Pour le porte-parole de Swiss Life Simon Zogg, les besoins en main-d'oeuvre spécialisée ont augmenté au cours des dernières années et trop peu de personnes sont formées dans certains domaines. L'institut BAK Basel avertissait ainsi en juin dernier "que le déclin depuis une dizaine d'années du nombre de personnes formées dans le secteur de l'assurance est une tendance qu'il s'agit d'inverser".
Un pas en arrière
Selon Sabine Alder, le "oui" à l'initiative de l'UDC sur l'immigration pourrait encore aggraver la situation. "Pour les compagnies d'assurances, la disponibilité de personnel qualifié est l'une des principales raisons pour
s'implanter en Suisse. La réintroduction de quotas représente un pas en arrière et affecte l'attractivité du secteur en Suisse", estime-t-elle.

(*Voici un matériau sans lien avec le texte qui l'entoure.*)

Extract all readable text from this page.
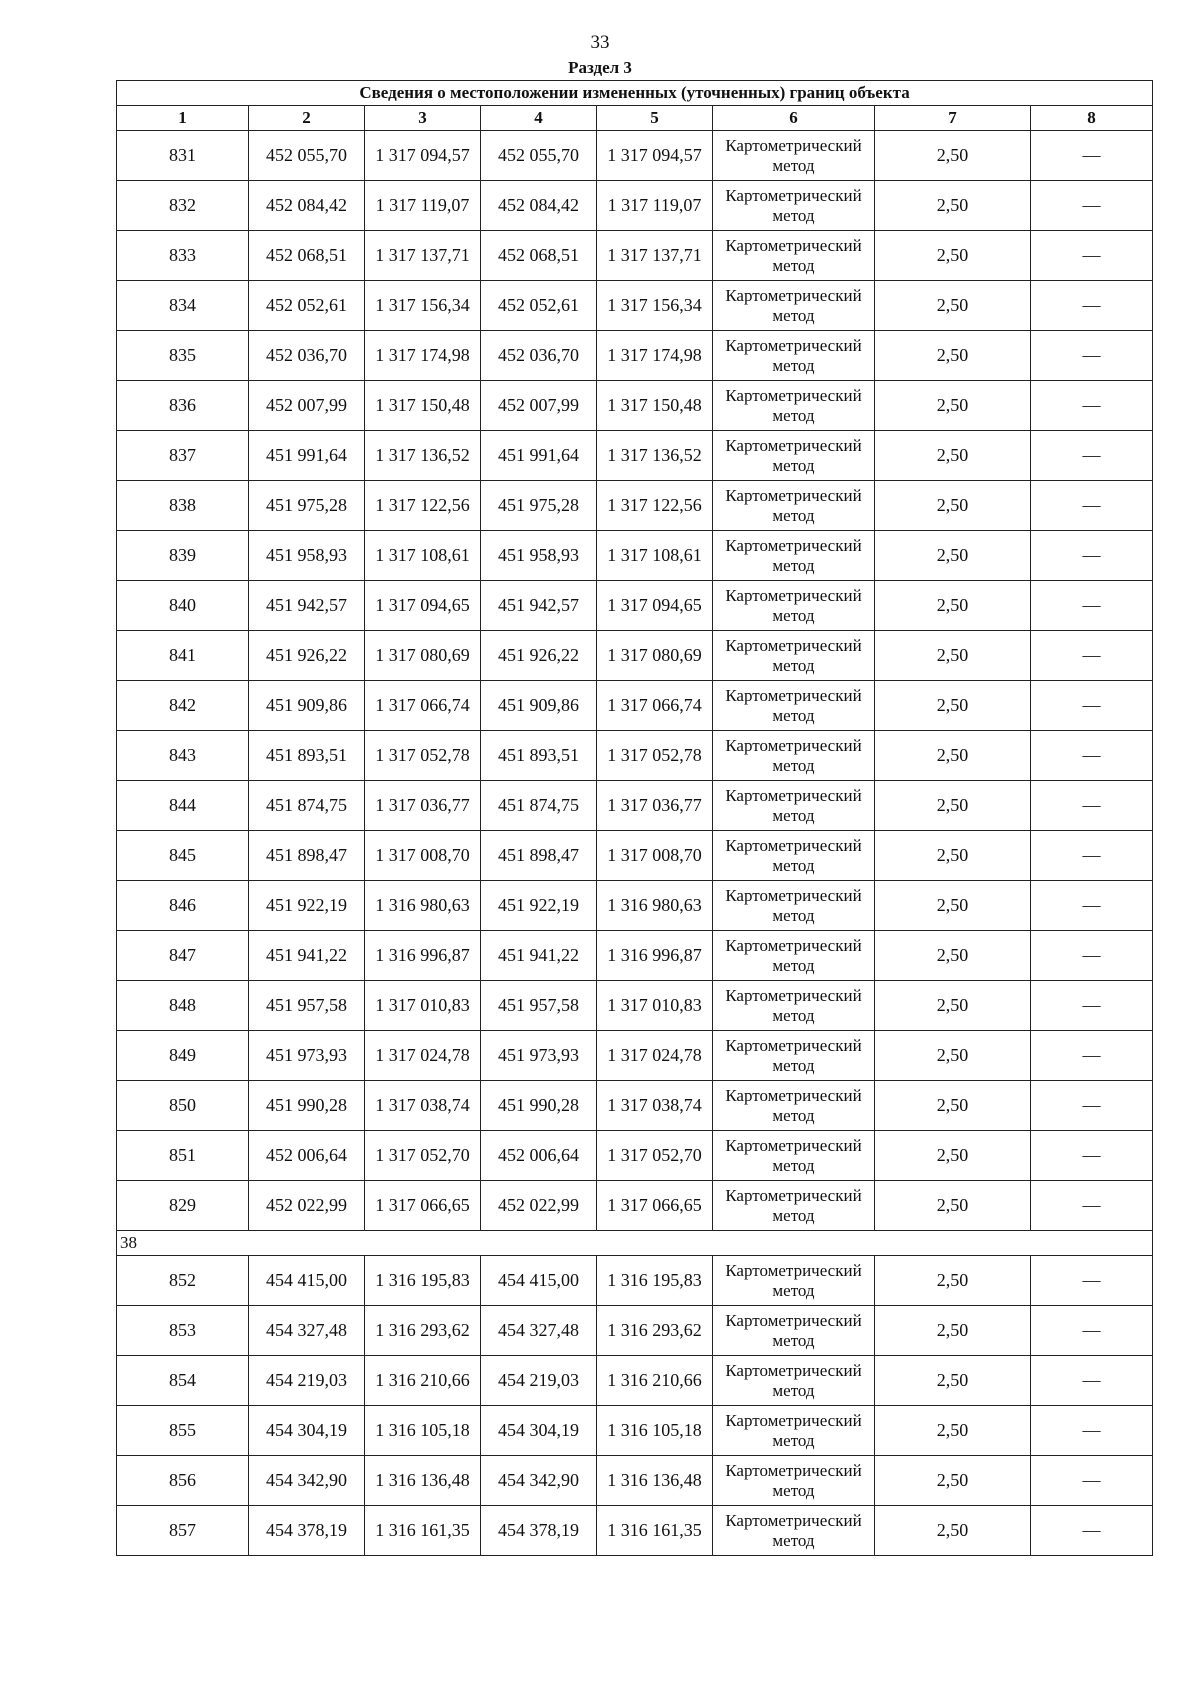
33
Раздел 3
Сведения о местоположении измененных (уточненных) границ объекта							
1	2	3	4	5	6	7	8
831	452 055,70	1 317 094,57	452 055,70	1 317 094,57	Картометрический метод	2,50	—
832	452 084,42	1 317 119,07	452 084,42	1 317 119,07	Картометрический метод	2,50	—
833	452 068,51	1 317 137,71	452 068,51	1 317 137,71	Картометрический метод	2,50	—
834	452 052,61	1 317 156,34	452 052,61	1 317 156,34	Картометрический метод	2,50	—
835	452 036,70	1 317 174,98	452 036,70	1 317 174,98	Картометрический метод	2,50	—
836	452 007,99	1 317 150,48	452 007,99	1 317 150,48	Картометрический метод	2,50	—
837	451 991,64	1 317 136,52	451 991,64	1 317 136,52	Картометрический метод	2,50	—
838	451 975,28	1 317 122,56	451 975,28	1 317 122,56	Картометрический метод	2,50	—
839	451 958,93	1 317 108,61	451 958,93	1 317 108,61	Картометрический метод	2,50	—
840	451 942,57	1 317 094,65	451 942,57	1 317 094,65	Картометрический метод	2,50	—
841	451 926,22	1 317 080,69	451 926,22	1 317 080,69	Картометрический метод	2,50	—
842	451 909,86	1 317 066,74	451 909,86	1 317 066,74	Картометрический метод	2,50	—
843	451 893,51	1 317 052,78	451 893,51	1 317 052,78	Картометрический метод	2,50	—
844	451 874,75	1 317 036,77	451 874,75	1 317 036,77	Картометрический метод	2,50	—
845	451 898,47	1 317 008,70	451 898,47	1 317 008,70	Картометрический метод	2,50	—
846	451 922,19	1 316 980,63	451 922,19	1 316 980,63	Картометрический метод	2,50	—
847	451 941,22	1 316 996,87	451 941,22	1 316 996,87	Картометрический метод	2,50	—
848	451 957,58	1 317 010,83	451 957,58	1 317 010,83	Картометрический метод	2,50	—
849	451 973,93	1 317 024,78	451 973,93	1 317 024,78	Картометрический метод	2,50	—
850	451 990,28	1 317 038,74	451 990,28	1 317 038,74	Картометрический метод	2,50	—
851	452 006,64	1 317 052,70	452 006,64	1 317 052,70	Картометрический метод	2,50	—
829	452 022,99	1 317 066,65	452 022,99	1 317 066,65	Картометрический метод	2,50	—
38							
852	454 415,00	1 316 195,83	454 415,00	1 316 195,83	Картометрический метод	2,50	—
853	454 327,48	1 316 293,62	454 327,48	1 316 293,62	Картометрический метод	2,50	—
854	454 219,03	1 316 210,66	454 219,03	1 316 210,66	Картометрический метод	2,50	—
855	454 304,19	1 316 105,18	454 304,19	1 316 105,18	Картометрический метод	2,50	—
856	454 342,90	1 316 136,48	454 342,90	1 316 136,48	Картометрический метод	2,50	—
857	454 378,19	1 316 161,35	454 378,19	1 316 161,35	Картометрический метод	2,50	—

Si une situation de pénurie venait à perdurer, la concurrence entre les entreprises, mais aussi entre les différentes branches pour l'embauche de personnel qualifié s'accentuerait. Les prestations qui ne pourraient plus être
offertes devraient être externalisées, si nécessaire à l'étranger. "Nous ne voyons toutefois aucune incidence immédiate pour les assurés", rassure Mme Alder.
Selon des spécialistes de BAK Basel, une situation de pénurie implique de particulièrement soigner l'attractivité du secteur, mais aussi la formation et la formation continue du personnel. Un aspect qui semble avoir été pris en compte par les assureurs.
Motiver le personnel
"Nous encourageons les mouvements à l'interne, vers le haut et de manière horizontale", explique par exemple Frank Keidel, porte-parole chez l'assureur Zurich. "Pour cela, nous avons mis sur pied depuis des années le programme 'change your job, not your employer', précise-t-il.
D'autres assureurs ont établi des programmes de carrière et des possibilités de formation, ainsi que des modalités de travail à temps partiel pour satisfaire leurs employés. "La meilleure mesure pour prévenir la pénurie de travailleurs qualifiés est de ne pas perdre son propre personnel", expliquent-ils.